LETTERS: Weighing in on dog complaints

Editor:

I felt I had to weigh in on all of the dog complainers writing letters to the editor.

I have been living on Marine Drive for three years and my balcony overlooks the pier and the beach south of the pier. This position allows me to see what goes on along this strip of walkways and road.

Dogs don’t chase birds with the intent to maim, dogs generally get great delight in chasing birds, but I have not seen one injure any birds or catch one. On the other hand, I see parents encouraging the children to run after the birds and throw stones at them. Unbelievably, the parents throw the stones, too, while the birds are resting on the land or in the water. These individuals are actually trying to hit what they are aiming for. The difference is at least the birds see the dog running, but not the rock aimed for their head.

If you own a dog you are responsible to keep it safe by training and understanding the nature of your pet. I personally had always owned Doberman pinschers. Understanding the reaction people have when they see this breed it was up to me to ensure the dog and the public could relax when I was out with him. If we met nervous people I could see it and the dog could sense it. At my signal he would sit where I told him to until the person passed by. Off leash, I would snap my fingers and he would sit and wait for the OK-to-move command. I see too many dog owners who haven’t developed the skills to walk or control their dogs. Whether it is a small dog or large dog you must walk the dog and have complete control of the dog’s behaviour and be able to anticipate any potential problems.

I found it heartening to have a stranger relax and stop and inquire about the dog and in the end actually petting him. Training isn’t easy or cheap. It requires dedication and work but it is worth it to you, your dog and the general public. On the matter of the leashes, the stretch lead complained about by a previous writer has a brake on it. Once again, if your dog is always on the long length you have a problem. The long length is intended for an open space where you don’t have to worry about nervous people. The dog should always be relaxed and in the heel position when you are walking on a crowded walkway. If this is done properly the dog is happy and everyone else is, too.
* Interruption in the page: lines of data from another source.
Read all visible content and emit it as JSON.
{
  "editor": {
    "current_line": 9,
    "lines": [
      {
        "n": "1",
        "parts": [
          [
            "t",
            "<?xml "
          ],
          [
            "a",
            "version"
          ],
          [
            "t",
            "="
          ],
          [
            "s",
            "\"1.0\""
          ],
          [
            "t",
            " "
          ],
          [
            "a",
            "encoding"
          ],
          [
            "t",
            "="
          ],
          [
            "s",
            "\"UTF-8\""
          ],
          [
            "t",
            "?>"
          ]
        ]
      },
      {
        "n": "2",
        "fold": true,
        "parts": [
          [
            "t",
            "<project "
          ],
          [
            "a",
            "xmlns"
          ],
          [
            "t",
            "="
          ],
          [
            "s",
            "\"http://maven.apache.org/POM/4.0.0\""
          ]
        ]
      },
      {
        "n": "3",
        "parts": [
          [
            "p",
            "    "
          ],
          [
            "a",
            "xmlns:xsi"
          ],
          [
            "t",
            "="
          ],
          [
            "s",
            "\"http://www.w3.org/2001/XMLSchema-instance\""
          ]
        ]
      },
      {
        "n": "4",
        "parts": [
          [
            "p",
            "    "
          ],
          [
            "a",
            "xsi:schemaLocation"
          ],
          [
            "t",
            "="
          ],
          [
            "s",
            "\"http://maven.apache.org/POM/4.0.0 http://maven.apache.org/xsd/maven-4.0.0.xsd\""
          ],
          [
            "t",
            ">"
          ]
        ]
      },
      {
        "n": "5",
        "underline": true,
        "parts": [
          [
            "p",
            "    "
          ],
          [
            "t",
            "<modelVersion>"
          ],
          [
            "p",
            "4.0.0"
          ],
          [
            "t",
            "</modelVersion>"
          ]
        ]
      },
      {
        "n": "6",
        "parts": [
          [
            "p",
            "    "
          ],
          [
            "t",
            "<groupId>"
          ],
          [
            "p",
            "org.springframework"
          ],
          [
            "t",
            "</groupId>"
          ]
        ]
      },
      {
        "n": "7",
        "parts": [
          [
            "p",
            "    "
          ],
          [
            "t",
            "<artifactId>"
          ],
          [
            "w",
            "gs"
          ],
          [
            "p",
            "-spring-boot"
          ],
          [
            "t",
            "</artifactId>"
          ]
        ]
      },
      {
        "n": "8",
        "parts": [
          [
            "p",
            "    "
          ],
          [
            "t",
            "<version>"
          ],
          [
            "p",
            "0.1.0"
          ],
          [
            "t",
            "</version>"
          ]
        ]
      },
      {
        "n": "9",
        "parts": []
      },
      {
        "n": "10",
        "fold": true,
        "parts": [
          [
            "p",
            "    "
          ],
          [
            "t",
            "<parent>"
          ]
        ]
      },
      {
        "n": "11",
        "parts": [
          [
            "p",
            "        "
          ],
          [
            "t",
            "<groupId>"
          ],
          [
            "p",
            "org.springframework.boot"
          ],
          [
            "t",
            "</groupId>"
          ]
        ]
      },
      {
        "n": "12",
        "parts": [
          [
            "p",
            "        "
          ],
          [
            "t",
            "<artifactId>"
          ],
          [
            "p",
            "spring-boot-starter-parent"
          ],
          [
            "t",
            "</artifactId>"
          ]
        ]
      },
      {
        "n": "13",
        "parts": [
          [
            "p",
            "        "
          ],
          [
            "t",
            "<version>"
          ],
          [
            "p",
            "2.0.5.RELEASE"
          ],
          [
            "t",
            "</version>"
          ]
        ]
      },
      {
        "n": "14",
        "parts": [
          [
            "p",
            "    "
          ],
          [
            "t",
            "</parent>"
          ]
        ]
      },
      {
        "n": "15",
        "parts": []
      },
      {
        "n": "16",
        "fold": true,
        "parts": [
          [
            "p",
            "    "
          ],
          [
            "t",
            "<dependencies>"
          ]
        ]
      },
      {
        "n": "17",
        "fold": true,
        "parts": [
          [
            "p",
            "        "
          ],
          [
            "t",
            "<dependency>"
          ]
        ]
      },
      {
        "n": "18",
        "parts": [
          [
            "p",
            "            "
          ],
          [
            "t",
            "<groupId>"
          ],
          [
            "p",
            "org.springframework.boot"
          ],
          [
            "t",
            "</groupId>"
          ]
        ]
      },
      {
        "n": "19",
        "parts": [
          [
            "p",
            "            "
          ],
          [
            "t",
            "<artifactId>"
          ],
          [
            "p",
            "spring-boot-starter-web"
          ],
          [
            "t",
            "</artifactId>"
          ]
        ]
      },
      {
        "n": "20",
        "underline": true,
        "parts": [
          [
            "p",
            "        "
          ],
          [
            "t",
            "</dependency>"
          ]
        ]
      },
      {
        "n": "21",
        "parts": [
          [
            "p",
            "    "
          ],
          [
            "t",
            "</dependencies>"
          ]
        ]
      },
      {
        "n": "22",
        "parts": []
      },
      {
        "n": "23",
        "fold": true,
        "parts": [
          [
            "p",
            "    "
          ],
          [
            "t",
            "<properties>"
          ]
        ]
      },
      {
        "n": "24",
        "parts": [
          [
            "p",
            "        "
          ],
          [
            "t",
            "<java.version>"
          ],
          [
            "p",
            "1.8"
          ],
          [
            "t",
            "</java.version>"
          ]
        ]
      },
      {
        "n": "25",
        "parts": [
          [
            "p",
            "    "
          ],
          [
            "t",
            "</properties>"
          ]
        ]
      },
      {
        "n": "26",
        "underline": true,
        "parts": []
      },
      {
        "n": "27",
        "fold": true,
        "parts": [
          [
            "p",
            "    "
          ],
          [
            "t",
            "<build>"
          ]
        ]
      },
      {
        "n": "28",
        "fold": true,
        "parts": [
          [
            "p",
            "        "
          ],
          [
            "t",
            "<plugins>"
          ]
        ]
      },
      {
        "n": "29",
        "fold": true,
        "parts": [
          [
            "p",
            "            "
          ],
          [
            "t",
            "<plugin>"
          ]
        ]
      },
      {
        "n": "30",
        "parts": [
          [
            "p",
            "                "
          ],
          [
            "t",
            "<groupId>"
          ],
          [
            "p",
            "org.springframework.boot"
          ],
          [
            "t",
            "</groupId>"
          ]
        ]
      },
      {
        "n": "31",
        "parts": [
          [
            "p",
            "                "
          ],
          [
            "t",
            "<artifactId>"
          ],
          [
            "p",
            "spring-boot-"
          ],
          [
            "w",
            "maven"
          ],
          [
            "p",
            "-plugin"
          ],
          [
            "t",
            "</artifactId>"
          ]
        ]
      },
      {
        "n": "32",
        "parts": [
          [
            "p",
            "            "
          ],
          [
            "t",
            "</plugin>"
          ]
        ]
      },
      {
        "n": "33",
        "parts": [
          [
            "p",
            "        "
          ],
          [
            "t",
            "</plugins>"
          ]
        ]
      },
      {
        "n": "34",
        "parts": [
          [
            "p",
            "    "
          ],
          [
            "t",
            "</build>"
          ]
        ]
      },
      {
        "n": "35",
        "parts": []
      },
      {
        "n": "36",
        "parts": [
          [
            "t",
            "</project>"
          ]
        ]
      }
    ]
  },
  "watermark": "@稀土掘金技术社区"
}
On the subject of dog poop, from what I can see just about every dog owner picks up their dog waste when it occurs along our stretch of beach. If only we could train the geese to pick up their poop we would have nirvana.

It seems to me that the general public and their offspring could make a little more effort to educate their children about nature and instill a respect for all God’s creatures and learn to appreciate the beauty in diversity. Dog owners who consider their pet part of their family and companion should also keep in mind that there are people who do not like dogs, who do not want to share what they consider their space with dogs. With this thought in your head, do your part and make sure you and your dog are doing your best to keep everyone happy. The idea is for everyone to have fun and share leisure time in a harmonious manner.

If you are a dog lover, do your best for your dog with good training. If you are a dog hater, stop going out of your way to denigrate and criticize. Don’t be shy about speaking directly to the dog owner about what is bothering you right at the time it happens. A dialogue would be beneficial to both. This can be done with both sides listening, and the dog owner may be unaware of the consternation he or she is causing you to feel.

Lastly, I read letters to the editor on bonfires on the beach. To those of us who live along the beach this is part of our neighbourhood. When someone sets a fire on the beach where do you suppose the smoke goes? If you guessed right in to our home you would be right. If you live on a street an neighbourhood and someone lit bonfires in front of your house it would not be tolerated for long.

In closing, we have dogs, fires and, lastly, noise. Loud mufflers drown out our conversations, idling vehicles spewing exhaust in to our homes and lastly, the drunken louts at night with their off-colour language and loud music.

This is our neighbourhood and for all to enjoy. However, it seems to be forgotten that we live here year round and choose to do so because of the vibrant beauty of it. Enjoy it all and respect each other. There is always common ground.